China MChina Moves To Strengthen Crypto Money Laundering Enforcement With New Evidence And Asset Recovery Framework

A paper printed within the official newspaper of China’s Supreme People’s Procuratorate has outlined a sweeping prosecutorial framework for cryptocurrency cash laundering instances, recommending presumptions of prison intent, new evidentiary requirements, and a nationwide platform for seized digital asset administration. The article, authored by researchers from Hunan Province’s Yuhu District People’s Procuratorate and Xiangtan University’s Faculty of Law, carries no authorized power however alerts institutional strain to shut the hole between China’s current anti-money laundering statutes and the realities of blockchain-based monetary crime.
Closing Legal Gaps and Redefining Evidence Standards
The article identifies a structural mismatch on the core of China’s present authorized framework: whereas the Anti-Money Laundering Law has broadly expanded the scope of predicate offenses, Article 191 of the Criminal Law nonetheless limits cash laundering fees to seven particular crime classes. In observe, this forces prosecutors to pursue many cryptocurrency laundering instances below the narrower “concealment crime” provision of Article 312, which the authors characterize as an overextended catch-all. To tackle this, the paper recommends that prosecutors proactively add cash laundering fees in unbiased laundering actions, implement a compulsory “twin investigation” precept requiring evaluation of upstream crimes, and develop blockchain evaluation capabilities throughout judicial establishments.
On evidentiary process, the framework proposes adopting a precept of “self-authentication of blockchain knowledge,” below which on-chain transaction information verified by way of public blockchain explorers and confirmed by constant hash values could be granted preliminary authenticity, shifting the burden of proof to any difficult occasion. Analytical experiences from compliant blockchain analytics corporations — corresponding to fund move charts or tackle affiliation analyses — could be admitted as knowledgeable testimony. Critically, the paper recommends establishing tiered presumption guidelines for subjective prison intent: suspects who use coin mixers or privateness cash, conduct high-frequency transactions by way of nameless wallets, or quickly liquidate massive crypto holdings at unreasonable costs could be presumed to have cash laundering intent until they’ll present credible counter-evidence.

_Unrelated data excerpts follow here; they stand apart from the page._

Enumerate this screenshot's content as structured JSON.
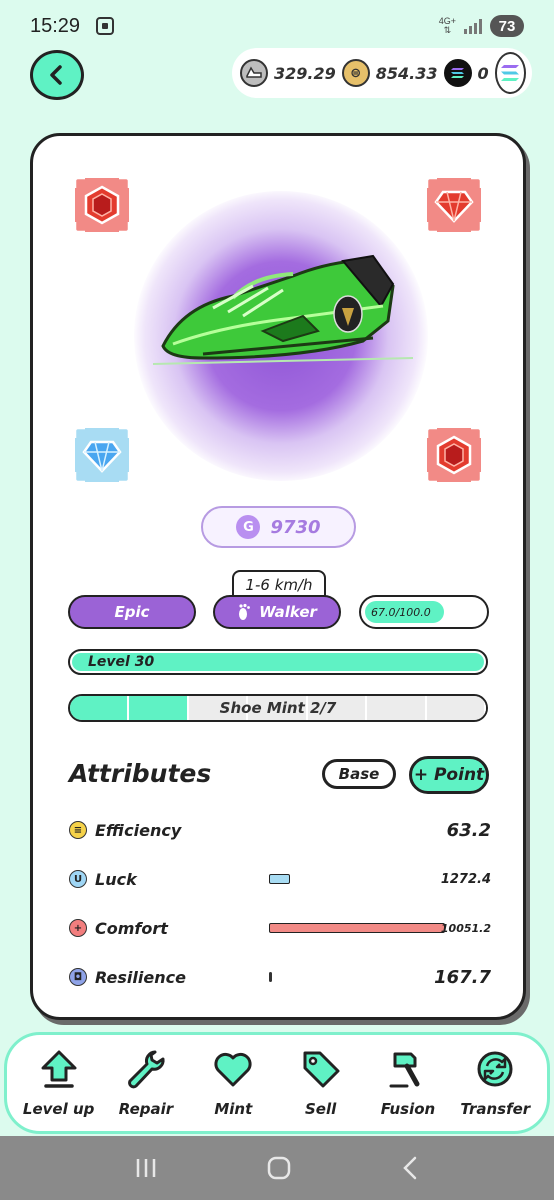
{
  "status_bar": {
    "time": "15:29",
    "network": "4G+",
    "battery": "73"
  },
  "header": {
    "balances": [
      {
        "icon": "gst-coin-icon",
        "value": "329.29"
      },
      {
        "icon": "gmt-coin-icon",
        "value": "854.33"
      },
      {
        "icon": "sol-coin-icon",
        "value": "0"
      }
    ]
  },
  "sneaker": {
    "gem_slots": [
      "ruby-gem-icon",
      "ruby-gem-icon",
      "diamond-gem-icon",
      "ruby-gem-icon"
    ],
    "price": "9730",
    "price_coin_letter": "G",
    "speed_range": "1-6 km/h",
    "rarity": "Epic",
    "type": "Walker",
    "durability_text": "67.0/100.0",
    "durability_fraction": 0.67,
    "level_text": "Level 30",
    "level_fill_fraction": 1.0,
    "mint_text": "Shoe Mint 2/7",
    "mint_used": 2,
    "mint_total": 7
  },
  "attributes": {
    "title": "Attributes",
    "base_label": "Base",
    "point_label": "+ Point",
    "rows": [
      {
        "name": "Efficiency",
        "value": "63.2",
        "icon_glyph": "≡",
        "icon_color": "#f5d24a",
        "bar_fraction": 0.0,
        "bar_color": "#f5d24a"
      },
      {
        "name": "Luck",
        "value": "1272.4",
        "icon_glyph": "U",
        "icon_color": "#9fd6f5",
        "bar_fraction": 0.12,
        "bar_color": "#a8dcf3"
      },
      {
        "name": "Comfort",
        "value": "10051.2",
        "icon_glyph": "+",
        "icon_color": "#f27e7e",
        "bar_fraction": 1.0,
        "bar_color": "#f28a86"
      },
      {
        "name": "Resilience",
        "value": "167.7",
        "icon_glyph": "◘",
        "icon_color": "#8fa3e8",
        "bar_fraction": 0.01,
        "bar_color": "#333333"
      }
    ]
  },
  "bottom_nav": [
    {
      "label": "Level up",
      "icon": "level-up-icon"
    },
    {
      "label": "Repair",
      "icon": "wrench-icon"
    },
    {
      "label": "Mint",
      "icon": "heart-icon"
    },
    {
      "label": "Sell",
      "icon": "tag-icon"
    },
    {
      "label": "Fusion",
      "icon": "hammer-icon"
    },
    {
      "label": "Transfer",
      "icon": "transfer-icon"
    }
  ],
  "colors": {
    "background": "#dcfbee",
    "accent_mint": "#5ff2c4",
    "accent_purple": "#9b63d6",
    "card_border": "#222222"
  }
}
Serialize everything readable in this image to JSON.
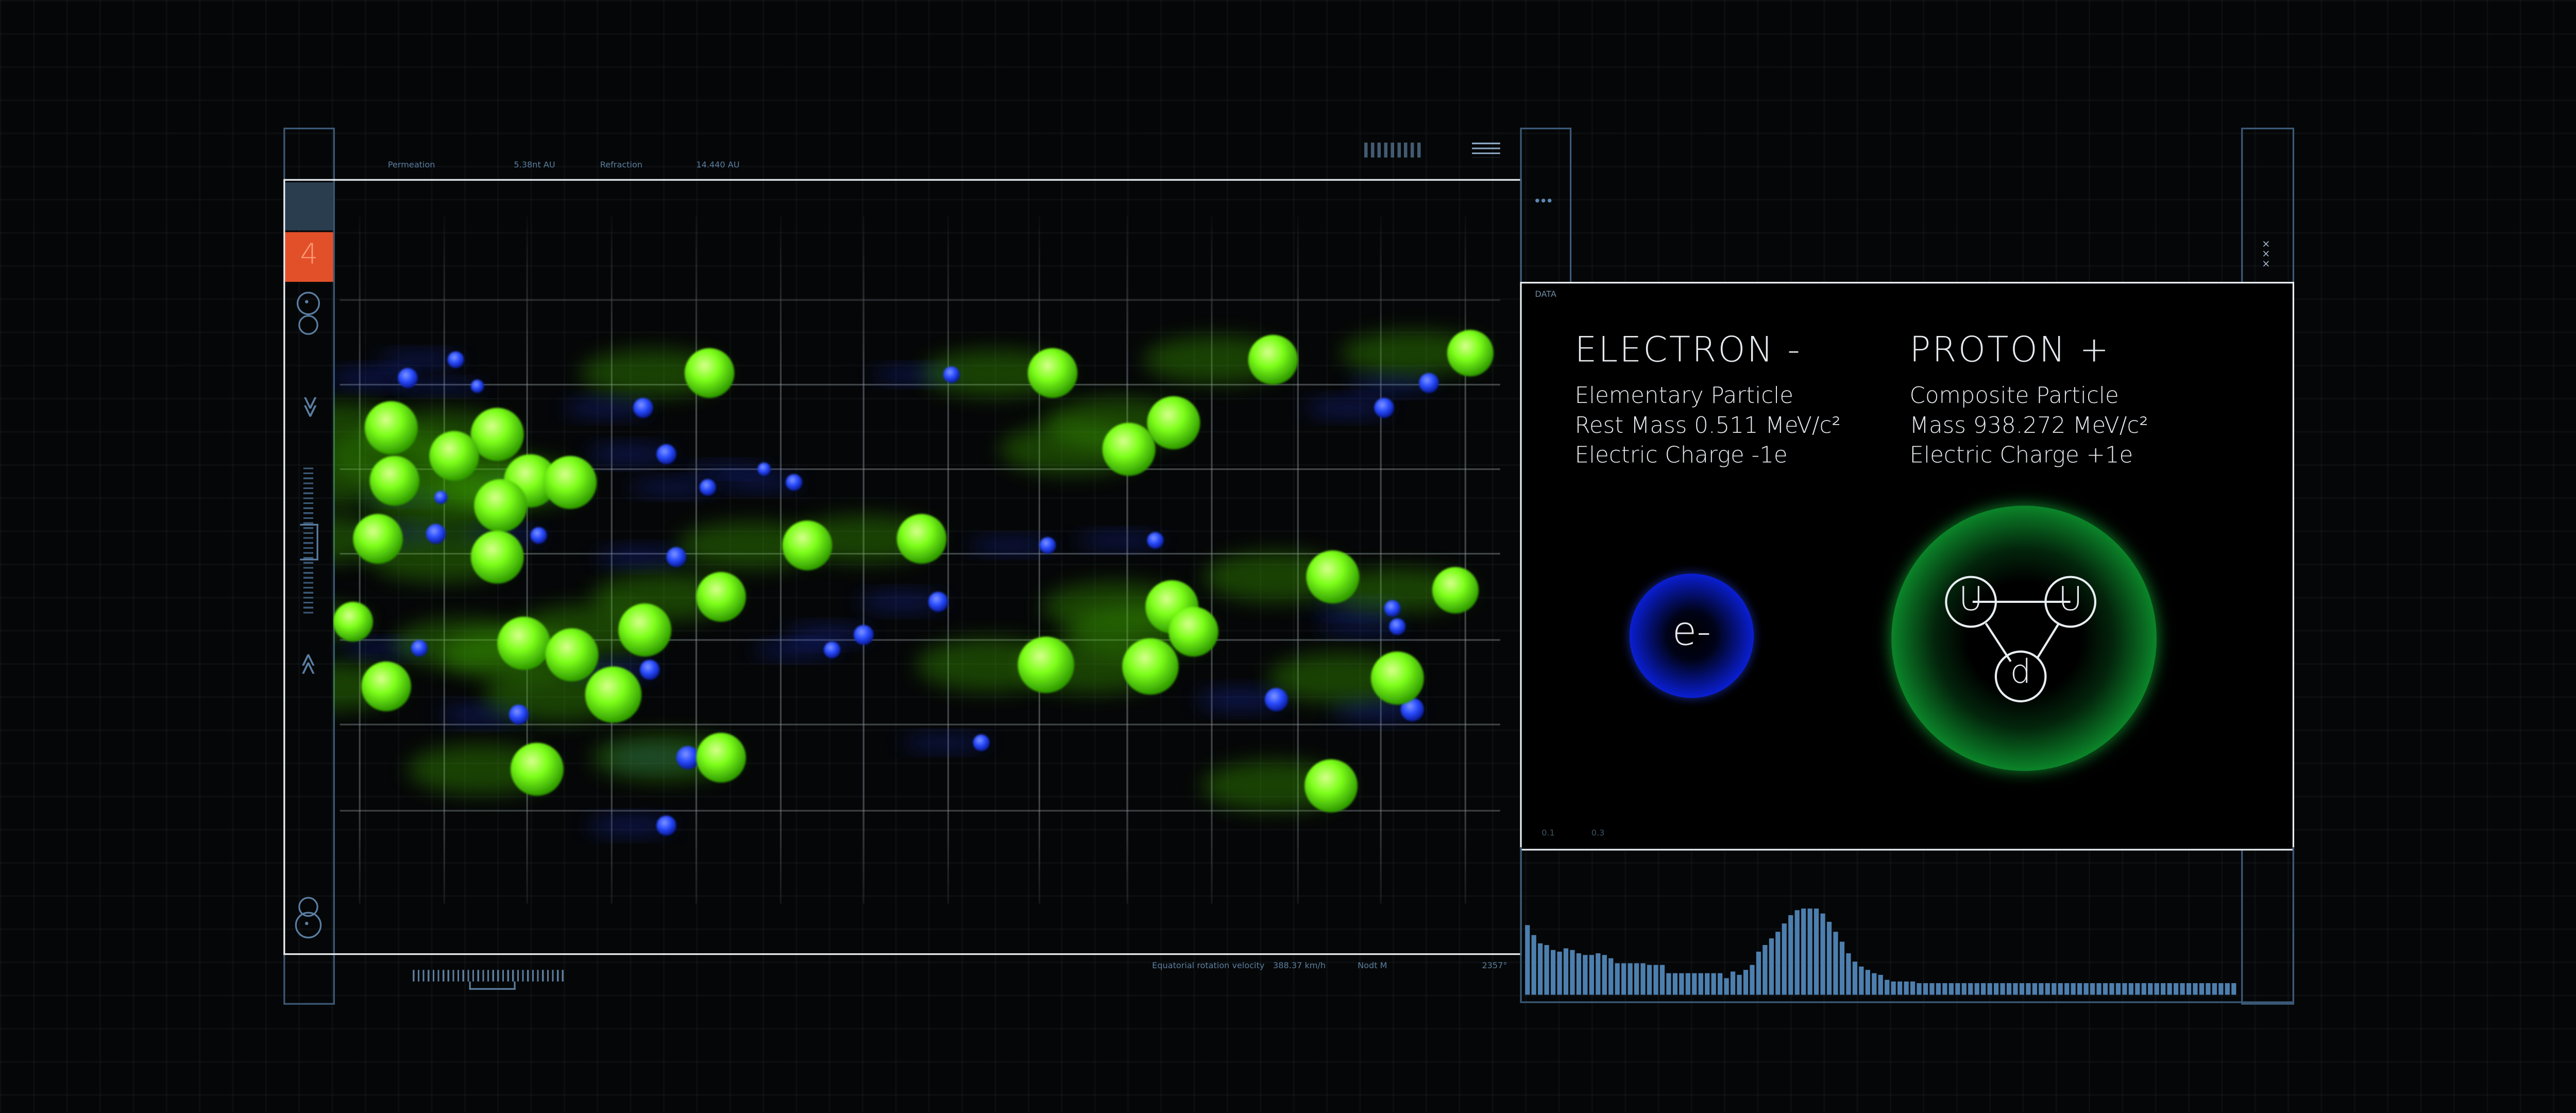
{
  "sim": {
    "label_a": "Permeation",
    "value_a": "5.38nt AU",
    "label_b": "Refraction",
    "value_b": "14.440 AU",
    "footer_label": "Equatorial rotation velocity",
    "footer_value": "388.37 km/h",
    "footer_unit": "Nodt M",
    "footer_temp": "2357°",
    "channel": "4"
  },
  "data_panel": {
    "label": "DATA",
    "menu_glyph": "•••",
    "close_glyph": "×\n×\n×",
    "axis_a": "0.1",
    "axis_b": "0.3",
    "electron": {
      "title": "ELECTRON -",
      "line1": "Elementary Particle",
      "line2": "Rest Mass 0.511 MeV/c²",
      "line3": "Electric Charge -1e",
      "symbol": "e-"
    },
    "proton": {
      "title": "PROTON +",
      "line1": "Composite Particle",
      "line2": "Mass 938.272 MeV/c²",
      "line3": "Electric Charge +1e",
      "quark_1": "U",
      "quark_2": "U",
      "quark_3": "d"
    }
  },
  "icons": {
    "chevron_down": "≫",
    "chevron_up": "≫"
  },
  "histogram": {
    "bar_color": "#4d7fae",
    "values": [
      42,
      36,
      31,
      30,
      27,
      26,
      28,
      27,
      25,
      24,
      24,
      25,
      24,
      22,
      19,
      19,
      19,
      19,
      19,
      18,
      18,
      18,
      13,
      13,
      13,
      13,
      13,
      13,
      13,
      13,
      13,
      10,
      14,
      12,
      15,
      18,
      26,
      30,
      34,
      38,
      43,
      48,
      51,
      52,
      52,
      52,
      49,
      44,
      38,
      32,
      25,
      20,
      17,
      15,
      13,
      12,
      9,
      8,
      8,
      8,
      8,
      7,
      7,
      7,
      7,
      7,
      7,
      7,
      7,
      7,
      7,
      7,
      7,
      7,
      7,
      7,
      7,
      7,
      7,
      7,
      7,
      7,
      7,
      7,
      7,
      7,
      7,
      7,
      7,
      7,
      7,
      7,
      7,
      7,
      7,
      7,
      7,
      7,
      7,
      7,
      7,
      7,
      7,
      7,
      7,
      7,
      7,
      7,
      7,
      7,
      7
    ]
  },
  "particles": {
    "green": "#7dff1a",
    "blue": "#2a4dff",
    "green_particles": [
      [
        428,
        225,
        15
      ],
      [
        635,
        225,
        15
      ],
      [
        768,
        217,
        15
      ],
      [
        887,
        213,
        14
      ],
      [
        300,
        262,
        16
      ],
      [
        274,
        275,
        15
      ],
      [
        708,
        255,
        16
      ],
      [
        681,
        271,
        16
      ],
      [
        320,
        290,
        16
      ],
      [
        344,
        291,
        16
      ],
      [
        302,
        305,
        16
      ],
      [
        236,
        258,
        16
      ],
      [
        238,
        290,
        15
      ],
      [
        228,
        325,
        15
      ],
      [
        300,
        336,
        16
      ],
      [
        487,
        329,
        15
      ],
      [
        556,
        325,
        15
      ],
      [
        804,
        348,
        16
      ],
      [
        878,
        356,
        14
      ],
      [
        435,
        360,
        15
      ],
      [
        707,
        366,
        16
      ],
      [
        720,
        381,
        15
      ],
      [
        389,
        380,
        16
      ],
      [
        316,
        388,
        16
      ],
      [
        345,
        395,
        16
      ],
      [
        631,
        401,
        17
      ],
      [
        694,
        402,
        17
      ],
      [
        843,
        409,
        16
      ],
      [
        370,
        419,
        17
      ],
      [
        233,
        414,
        15
      ],
      [
        435,
        457,
        15
      ],
      [
        324,
        464,
        16
      ],
      [
        803,
        474,
        16
      ],
      [
        213,
        375,
        12
      ]
    ],
    "blue_particles": [
      [
        275,
        217,
        5
      ],
      [
        246,
        228,
        6
      ],
      [
        288,
        233,
        4
      ],
      [
        388,
        246,
        6
      ],
      [
        574,
        226,
        5
      ],
      [
        835,
        246,
        6
      ],
      [
        862,
        231,
        6
      ],
      [
        402,
        274,
        6
      ],
      [
        461,
        283,
        4
      ],
      [
        479,
        291,
        5
      ],
      [
        427,
        294,
        5
      ],
      [
        336,
        294,
        6
      ],
      [
        266,
        300,
        4
      ],
      [
        263,
        322,
        6
      ],
      [
        325,
        323,
        5
      ],
      [
        408,
        336,
        6
      ],
      [
        632,
        329,
        5
      ],
      [
        697,
        326,
        5
      ],
      [
        566,
        363,
        6
      ],
      [
        521,
        383,
        6
      ],
      [
        502,
        392,
        5
      ],
      [
        392,
        404,
        6
      ],
      [
        840,
        367,
        5
      ],
      [
        843,
        378,
        5
      ],
      [
        253,
        391,
        5
      ],
      [
        770,
        422,
        7
      ],
      [
        852,
        428,
        7
      ],
      [
        313,
        431,
        6
      ],
      [
        415,
        457,
        7
      ],
      [
        592,
        448,
        5
      ],
      [
        402,
        498,
        6
      ]
    ]
  }
}
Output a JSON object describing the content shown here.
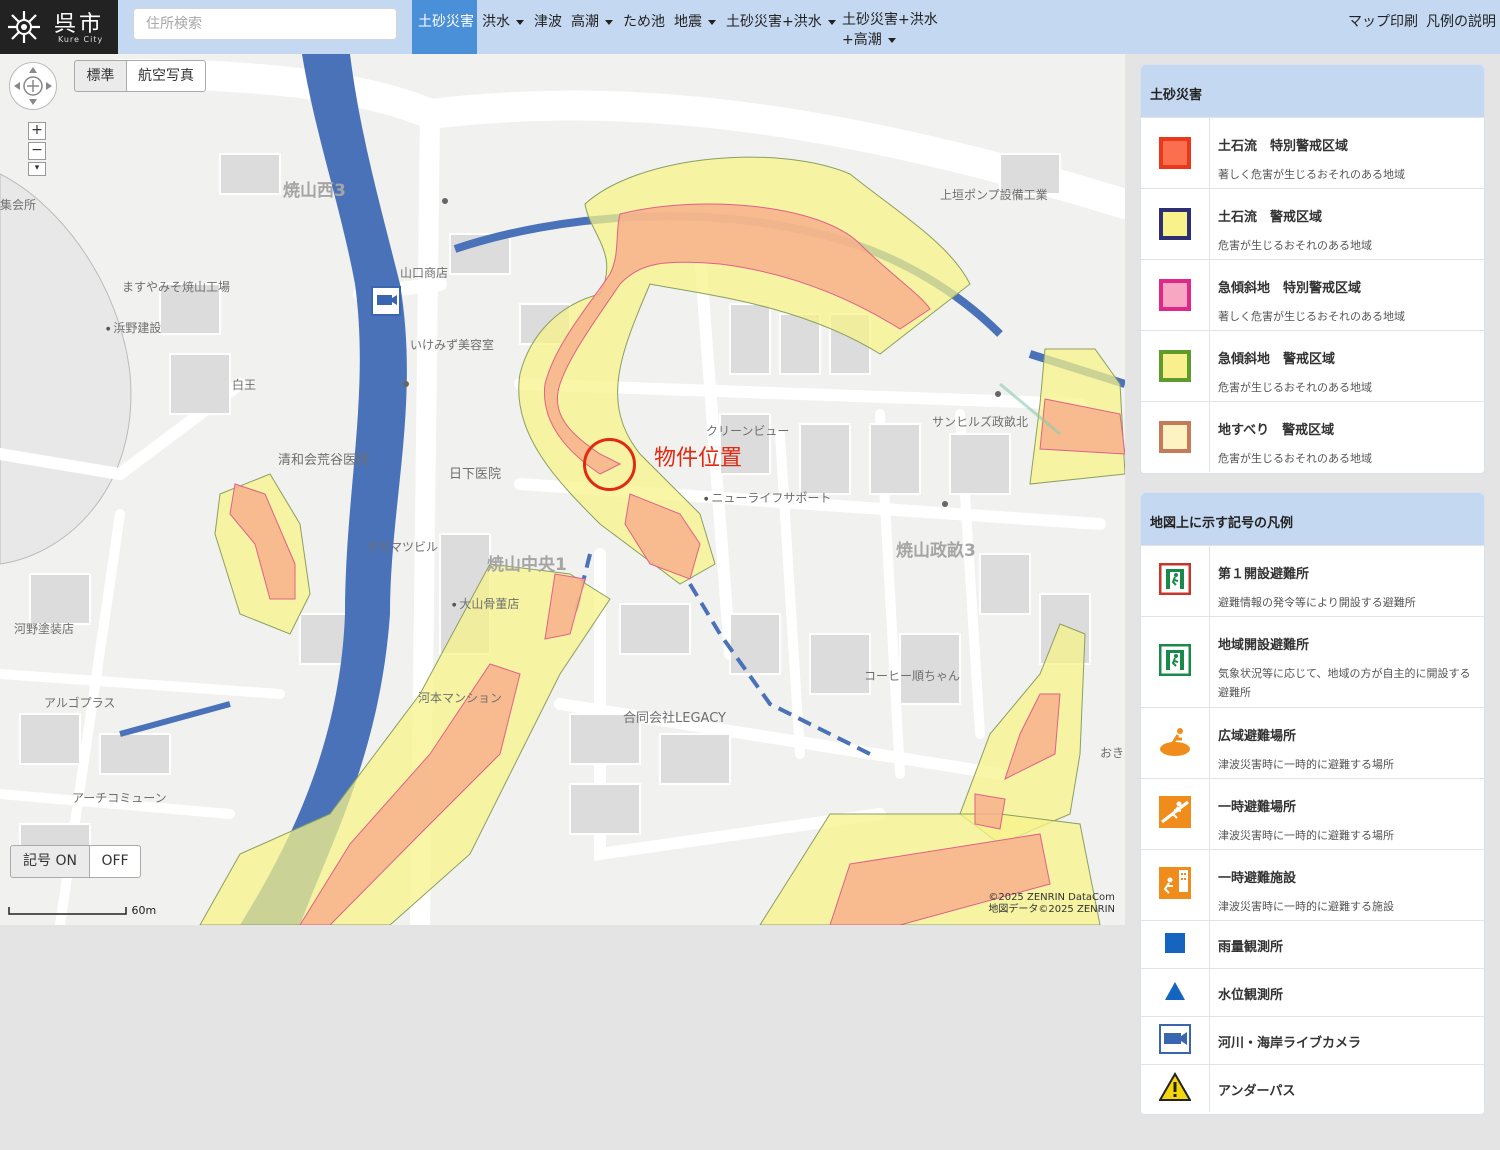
{
  "header": {
    "logo_kanji": "呉市",
    "logo_roman": "Kure City",
    "search_placeholder": "住所検索",
    "nav": [
      {
        "label": "土砂災害",
        "active": true
      },
      {
        "label": "洪水",
        "dropdown": true
      },
      {
        "label": "津波"
      },
      {
        "label": "高潮",
        "dropdown": true
      },
      {
        "label": "ため池"
      },
      {
        "label": "地震",
        "dropdown": true
      },
      {
        "label": "土砂災害+洪水",
        "dropdown": true
      },
      {
        "label_line1": "土砂災害+洪水",
        "label_line2": "+高潮",
        "dropdown": true
      }
    ],
    "right_links": [
      "マップ印刷",
      "凡例の説明"
    ]
  },
  "map": {
    "basemap_buttons": [
      "標準",
      "航空写真"
    ],
    "zoom_in": "+",
    "zoom_out": "−",
    "symbol_toggle": {
      "on": "記号 ON",
      "off": "OFF"
    },
    "property_label": "物件位置",
    "scale_label": "60m",
    "attribution_line1": "©2025 ZENRIN DataCom",
    "attribution_line2": "地図データ©2025 ZENRIN",
    "district_labels": [
      "焼山西3",
      "焼山中央1",
      "焼山政畝3"
    ],
    "poi_labels": [
      "ますやみそ焼山工場",
      "浜野建設",
      "白王",
      "清和会荒谷医院",
      "日下医院",
      "タカマツビル",
      "大山骨董店",
      "河野塗装店",
      "アルゴプラス",
      "アーチコミューン",
      "河本マンション",
      "合同会社LEGACY",
      "コーヒー順ちゃん",
      "ニューライフサポート",
      "クリーンビュー",
      "サンヒルズ政畝北",
      "上垣ポンプ設備工業",
      "山口商店",
      "いけみず美容室",
      "集会所",
      "おき"
    ]
  },
  "legend_hazard": {
    "title": "土砂災害",
    "items": [
      {
        "title": "土石流　特別警戒区域",
        "desc": "著しく危害が生じるおそれのある地域",
        "fill": "#fb6f4f",
        "border": "#e8391c"
      },
      {
        "title": "土石流　警戒区域",
        "desc": "危害が生じるおそれのある地域",
        "fill": "#f9f18a",
        "border": "#2c2f72"
      },
      {
        "title": "急傾斜地　特別警戒区域",
        "desc": "著しく危害が生じるおそれのある地域",
        "fill": "#f8a7c3",
        "border": "#e0288a"
      },
      {
        "title": "急傾斜地　警戒区域",
        "desc": "危害が生じるおそれのある地域",
        "fill": "#f7f08c",
        "border": "#5e9a2c"
      },
      {
        "title": "地すべり　警戒区域",
        "desc": "危害が生じるおそれのある地域",
        "fill": "#fdf2c2",
        "border": "#c57a5a"
      }
    ]
  },
  "legend_symbols": {
    "title": "地図上に示す記号の凡例",
    "items": [
      {
        "title": "第１開設避難所",
        "desc": "避難情報の発令等により開設する避難所",
        "icon": "evacuation-shelter-red-icon"
      },
      {
        "title": "地域開設避難所",
        "desc": "気象状況等に応じて、地域の方が自主的に開設する避難所",
        "icon": "evacuation-shelter-green-icon"
      },
      {
        "title": "広域避難場所",
        "desc": "津波災害時に一時的に避難する場所",
        "icon": "wide-area-evacuation-icon"
      },
      {
        "title": "一時避難場所",
        "desc": "津波災害時に一時的に避難する場所",
        "icon": "temporary-evacuation-site-icon"
      },
      {
        "title": "一時避難施設",
        "desc": "津波災害時に一時的に避難する施設",
        "icon": "temporary-evacuation-facility-icon"
      },
      {
        "title": "雨量観測所",
        "icon": "rain-gauge-icon"
      },
      {
        "title": "水位観測所",
        "icon": "water-level-station-icon"
      },
      {
        "title": "河川・海岸ライブカメラ",
        "icon": "live-camera-icon"
      },
      {
        "title": "アンダーパス",
        "icon": "underpass-warning-icon"
      }
    ]
  },
  "colors": {
    "header_bg": "#c5d8f1",
    "nav_active": "#4a90d9",
    "river": "#4a72b8",
    "warning_zone": "#f7f38a",
    "special_zone": "#f7b08c",
    "marker": "#e02a12"
  }
}
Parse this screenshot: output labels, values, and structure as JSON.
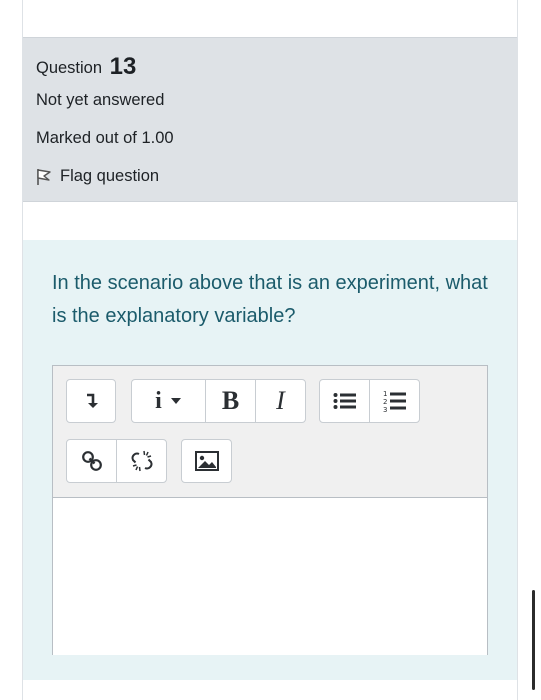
{
  "question": {
    "label": "Question",
    "number": "13",
    "state": "Not yet answered",
    "mark": "Marked out of 1.00",
    "flag_label": "Flag question",
    "text": "In the scenario above that is an experiment, what is the explanatory variable?"
  },
  "toolbar": {
    "collapse_icon": "arrow-down-icon",
    "info_glyph": "i",
    "bold_glyph": "B",
    "italic_glyph": "I",
    "buttons": [
      "collapse-toggle",
      "paragraph-style",
      "bold",
      "italic",
      "unordered-list",
      "ordered-list",
      "link",
      "unlink",
      "image"
    ]
  },
  "editor": {
    "value": ""
  },
  "colors": {
    "info_bg": "#dee2e6",
    "content_bg": "#e7f3f5",
    "question_text": "#1b5b6b"
  }
}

Asset Recovery and the Scale of the Problem
The paper individually addresses the persistent difficulties in recovering and disposing of seized cryptocurrency. Under present Chinese legislation, the regulatory prohibition on crypto buying and selling leaves investigative companies with few compliant channels to monetize confiscated digital property, undermining each state confiscation pursuits and sufferer compensation. The authors name for a national-level cross-departmental platform to standardize asset custody, valuation, and disposal by way of mechanisms corresponding to focused auctions, supported by a dynamic knowledgeable valuation committee drawing on each on-chain knowledge and worldwide trade costs.
The urgency of the proposal is underscored by the dimensions of the issue it addresses. Chinese prosecutors charged greater than 3,000 people with cryptocurrency cash laundering in 2024. According to Chainalysis, Chinese-language laundering networks processed roughly $16 billion in 2025, representing roughly one-fifth of all international crypto cash laundering — a quantity the agency attributes partly to home capital controls that incentivize offshore wealth transfers and provide liquidity to worldwide prison networks.